While it is normal to lose sleep once-in-a-while, there has been a significant rise in number of cases in India, prompting the experts to call it a mental health emergency.
According to doctors, chronic insomnia - the inability to sleep in a regulated manner- completely affects your mental health in many ways - thereby lowering your productivity, emotional balance, and overall quality of life. Irregular routines, poor diet and high stress levels have created this "silent crisis", experts believe.
Youngsters most affected
According to the Centers for Disease Control and Prevention, more than three adults - younger than 40 years of age - and nearly eight out of 10 teenagers do not get enough sleep. Statistics say around a quarter of adults have chronic sleep disorders like sleep apnea or insomnia, which turns into mental health issues like depression and anxiety.
Also, studies say those with insomnia are at least ten times more likely to have depression and 17 times more likely to have anxiety. Sleep apnea also raises the risks of these conditions and can reduce your ability to control emotions.

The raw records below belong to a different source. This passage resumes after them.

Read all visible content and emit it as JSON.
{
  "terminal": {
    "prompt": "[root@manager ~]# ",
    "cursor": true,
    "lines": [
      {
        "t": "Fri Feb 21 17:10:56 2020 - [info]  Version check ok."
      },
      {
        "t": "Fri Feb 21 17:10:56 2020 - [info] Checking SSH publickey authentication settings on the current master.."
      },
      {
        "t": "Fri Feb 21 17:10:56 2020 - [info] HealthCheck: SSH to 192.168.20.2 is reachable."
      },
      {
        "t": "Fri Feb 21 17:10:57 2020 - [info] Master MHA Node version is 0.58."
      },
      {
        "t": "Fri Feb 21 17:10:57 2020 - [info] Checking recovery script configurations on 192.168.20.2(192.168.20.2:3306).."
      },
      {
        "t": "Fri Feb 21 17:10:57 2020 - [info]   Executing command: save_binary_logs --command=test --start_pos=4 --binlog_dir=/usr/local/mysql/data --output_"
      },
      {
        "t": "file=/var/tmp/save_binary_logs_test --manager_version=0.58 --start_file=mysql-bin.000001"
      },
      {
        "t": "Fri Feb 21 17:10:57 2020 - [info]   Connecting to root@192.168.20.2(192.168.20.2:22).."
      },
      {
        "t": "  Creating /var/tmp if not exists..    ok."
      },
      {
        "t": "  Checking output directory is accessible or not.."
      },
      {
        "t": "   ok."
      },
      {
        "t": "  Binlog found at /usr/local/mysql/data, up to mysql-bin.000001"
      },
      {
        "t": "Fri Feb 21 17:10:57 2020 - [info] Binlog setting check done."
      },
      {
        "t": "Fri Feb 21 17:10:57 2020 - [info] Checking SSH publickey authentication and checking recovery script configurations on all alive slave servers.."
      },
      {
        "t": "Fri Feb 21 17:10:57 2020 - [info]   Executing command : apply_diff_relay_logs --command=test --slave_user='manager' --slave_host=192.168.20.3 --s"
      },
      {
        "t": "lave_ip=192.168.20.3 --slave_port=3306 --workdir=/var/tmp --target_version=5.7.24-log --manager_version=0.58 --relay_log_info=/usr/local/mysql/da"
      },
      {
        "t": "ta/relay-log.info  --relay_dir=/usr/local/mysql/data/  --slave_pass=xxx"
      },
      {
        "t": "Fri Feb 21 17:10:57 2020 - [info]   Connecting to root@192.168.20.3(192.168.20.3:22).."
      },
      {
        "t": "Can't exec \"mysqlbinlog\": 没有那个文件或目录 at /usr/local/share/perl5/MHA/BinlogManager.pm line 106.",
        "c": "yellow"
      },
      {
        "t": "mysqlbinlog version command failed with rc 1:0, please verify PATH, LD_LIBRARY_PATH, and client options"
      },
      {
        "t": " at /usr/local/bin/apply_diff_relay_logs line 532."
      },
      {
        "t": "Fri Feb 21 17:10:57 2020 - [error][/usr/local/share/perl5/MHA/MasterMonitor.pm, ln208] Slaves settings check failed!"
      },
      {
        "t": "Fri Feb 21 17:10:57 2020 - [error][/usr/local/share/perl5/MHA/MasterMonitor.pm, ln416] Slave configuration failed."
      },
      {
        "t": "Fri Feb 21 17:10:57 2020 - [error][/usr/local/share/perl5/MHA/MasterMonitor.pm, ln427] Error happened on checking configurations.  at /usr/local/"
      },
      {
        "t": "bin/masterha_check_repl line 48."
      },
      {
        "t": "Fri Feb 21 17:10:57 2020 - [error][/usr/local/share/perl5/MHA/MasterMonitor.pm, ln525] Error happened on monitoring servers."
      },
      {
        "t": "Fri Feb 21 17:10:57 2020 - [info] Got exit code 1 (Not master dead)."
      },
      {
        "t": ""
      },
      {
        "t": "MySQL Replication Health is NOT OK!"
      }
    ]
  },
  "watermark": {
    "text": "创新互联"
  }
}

How to help cure insomnia naturally?
Many natural ways can help you treat and naturally get rid of insomnia, which is also instrumental in treating various mental health issues. A few of these tried-and-tested tricks include:
Meditation
Meditation is slow and steady breathing as you sit quietly. According to experts, you need to observe your breath, body, thoughts, feelings, and sensations as they rise and pass. Mindful meditation has numerous health benefits that go hand-in-hand with a healthy lifestyle, promoting good sleep apart from reducing stress, improving concentration, and boosting your immunity levels.
Yoga
Experts believe yoga has a positive effect on sleep quality, and it alleviates stress, improves physical functioning, and boosts mental focus. Choose a style that focuses more on moving meditation or breathwork as opposed to difficult physical movements. Slow, controlled movements allow you to stay present and focused. Yin and restorative yoga are great options.
Strive to do a few longer sessions each week, and at least 20 minutes of daily self-practice. Experts suggest not to go for a pose that does not feel right for you, as it can result in injury.
Exercise and workout
Exercise boosts overall health and enhances your mood, gives you energy, helps with weight loss, and even treats insomnia. Experts suggest working out for at least 150 minutes every week for better results, which includes reduced symptoms of depression and anxiety.
Apart from cardio, you can also add some strength training or vigorous aerobic exercise a few times per week. Find the time of day that best suits your needs and that has the most positive effect on your sleep.
Massage
Massage therapy benefits those with insomnia by improving sleep quality and daytime dysfunction. It also reduces feelings of pain, anxiety, and depression and allows your mind to focus on the feelings and sensations of touch as your mind wanders.
Even though it is usually safe, massaging should only be done by professionals to avoid any untoward injury.